Key accountabilities 

• Act as Subject Matter Experts for analysis functions, providing support on more involved cases and guiding the activity of other analysts through collaboration
• Investigate incidents using SIEM technology, packet captures, reports, data visualization, and pattern analysis.
• Analyze, escalate, and assist in remediation of critical information security incidents.
• Act as the lead coordinator for the GSOC’s response to individual cyber security incidents
• Maintain documentation on residual risk, along with assignment of leadership owners and recommended steps for remediation
• Identify and document containment and remediation efforts which successfully reduce risk Responsible for taking action on alerts, events, and incidents escalated from the shift Analysts.

This job is for you if you have

• Bachelor's Degree in Computer Science, Computer Networking, or Computer Security or equivalent experience; Master’s Degree preferred.
• Significant expereince of security experience preferable. 
• Strong understanding of computer science: algorithms, data structures, databases, operating systems, networks, and tool development
• Able to evaluate current people, processes, technology, and business drivers to help improve GSOC.
• Strong ability to communicate write clearly and speak authoritatively to different audiences
• Policy and Standard, Incident Management., Prioritization, Technologies, Security, Testing, Monitoring, IT Change, Infrastructure, Application
• CISSP, CISA, CISM Certifications or equivalent
• Advanced skills in analysis and response in a hybrid cloud/on premise environment
• Network infrastructure knowledge, advanced knowledge of TCP/IP and Internet protocols.
• Advanced understanding of information security, border protection, incident handling & response, forensics, endpoint protection & encryption
• Optional, earned one or more of the following certifications:
o GSEC (GIAC Security Essentials Certification) 
o GISP (GIAC Information Security Professional)
o GMON (GIAC Continuous Monitoring Certification)
o GCIH (GIAC Certified Incident Handler)
o CCFP (Certified Cyber Forensics Professional)
o CCNP (Cisco Certified Network Professional)
o Security toolset certification (vendor provided training, i.e. Microsoft, etc.).

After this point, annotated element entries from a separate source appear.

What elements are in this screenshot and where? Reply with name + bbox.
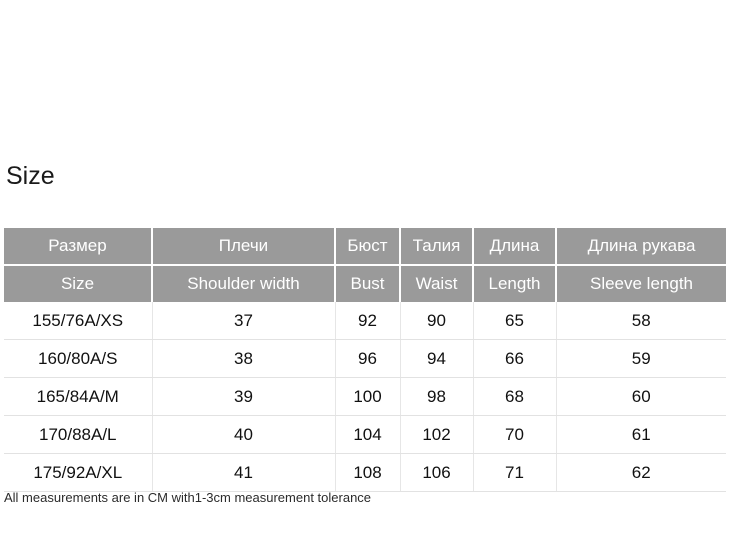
header-waist-ru: Талия [399,228,473,266]
header-sleeve-length-en: Sleeve length [555,265,726,302]
cell-waist: 94 [399,339,473,378]
table-row: 165/84A/M 39 100 98 68 60 [4,377,726,416]
cell-bust: 104 [334,415,400,454]
table-header: Размер Плечи Бюст Талия Длина Длина рука… [4,228,726,302]
header-shoulder-en: Shoulder width [151,265,335,302]
cell-length: 68 [472,377,556,416]
cell-size: 155/76A/XS [4,302,152,340]
header-row-russian: Размер Плечи Бюст Талия Длина Длина рука… [4,228,726,266]
cell-length: 65 [472,302,556,340]
header-size-ru: Размер [4,228,152,266]
cell-sleeve-length: 59 [555,339,726,378]
table-row: 155/76A/XS 37 92 90 65 58 [4,302,726,340]
cell-waist: 90 [399,302,473,340]
header-bust-ru: Бюст [334,228,400,266]
cell-size: 160/80A/S [4,339,152,378]
cell-sleeve-length: 58 [555,302,726,340]
cell-length: 66 [472,339,556,378]
cell-length: 71 [472,453,556,492]
table-row: 170/88A/L 40 104 102 70 61 [4,415,726,454]
cell-waist: 102 [399,415,473,454]
header-length-en: Length [472,265,556,302]
cell-bust: 92 [334,302,400,340]
cell-shoulder: 40 [151,415,335,454]
cell-sleeve-length: 62 [555,453,726,492]
cell-waist: 106 [399,453,473,492]
header-row-english: Size Shoulder width Bust Waist Length Sl… [4,265,726,302]
cell-sleeve-length: 60 [555,377,726,416]
header-length-ru: Длина [472,228,556,266]
size-chart-table: Размер Плечи Бюст Талия Длина Длина рука… [4,228,726,492]
table-row: 160/80A/S 38 96 94 66 59 [4,339,726,378]
cell-shoulder: 38 [151,339,335,378]
header-sleeve-length-ru: Длина рукава [555,228,726,266]
cell-size: 170/88A/L [4,415,152,454]
cell-bust: 108 [334,453,400,492]
page-title: Size [6,162,55,190]
cell-shoulder: 41 [151,453,335,492]
cell-bust: 96 [334,339,400,378]
measurement-tolerance-note: All measurements are in CM with1-3cm mea… [4,490,372,505]
cell-shoulder: 37 [151,302,335,340]
table-body: 155/76A/XS 37 92 90 65 58 160/80A/S 38 9… [4,302,726,492]
cell-sleeve-length: 61 [555,415,726,454]
size-chart-page: Size Размер Плечи Бюст Талия Длина Длина… [0,0,730,543]
cell-waist: 98 [399,377,473,416]
cell-length: 70 [472,415,556,454]
table-row: 175/92A/XL 41 108 106 71 62 [4,453,726,492]
header-shoulder-ru: Плечи [151,228,335,266]
header-waist-en: Waist [399,265,473,302]
cell-shoulder: 39 [151,377,335,416]
header-bust-en: Bust [334,265,400,302]
cell-size: 165/84A/M [4,377,152,416]
cell-bust: 100 [334,377,400,416]
header-size-en: Size [4,265,152,302]
cell-size: 175/92A/XL [4,453,152,492]
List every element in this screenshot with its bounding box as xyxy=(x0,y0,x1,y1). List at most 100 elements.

• Experience working in a Microsoft Cloud environment using Microsoft security tooling 
• Experience with network forensics, packet and Netflow analysis, In-depth knowledge of infrastructure and operating systems.
• Advanced knowledge in; Firewalls, VPN, Intrusion detection and prevention systems, anti-virus and content filtering, URL filtering, authentication solutions, switches, routers, VoIP, DMZ.
• Understanding and experience using various security related exploits and tools
• Ability to troubleshoot common network devices, network, vulnerabilities and network.

Agile/Flexible Working

At KPMG International, we are supportive of helping you to achieve a balance between your home and work demands. We are happy to discuss individual requirements and our range of flexible working arrangements could be of interest. Please ask to find out more.

KPMG International's commitment to inclusion & diversity

At KPMG International, we recognise that we need inclusion and diversity to be successful. We want to attract, retain and develop diverse talent at all levels. This means recruiting from the widest pool of talent across our network and beyond, removing barriers that can prevent our people from reaching their full potential, and fostering a fully inclusive environment which empowers everyone to bring their whole selves to work.

Applying with a disability

KPMG International is proud to be an inclusive place to work and we are committed to ensuring that you are treated fairly throughout our recruitment process. Should you be successful after the initial application stage, please discuss any reasonable adjustments that you may require with your recruitment contact.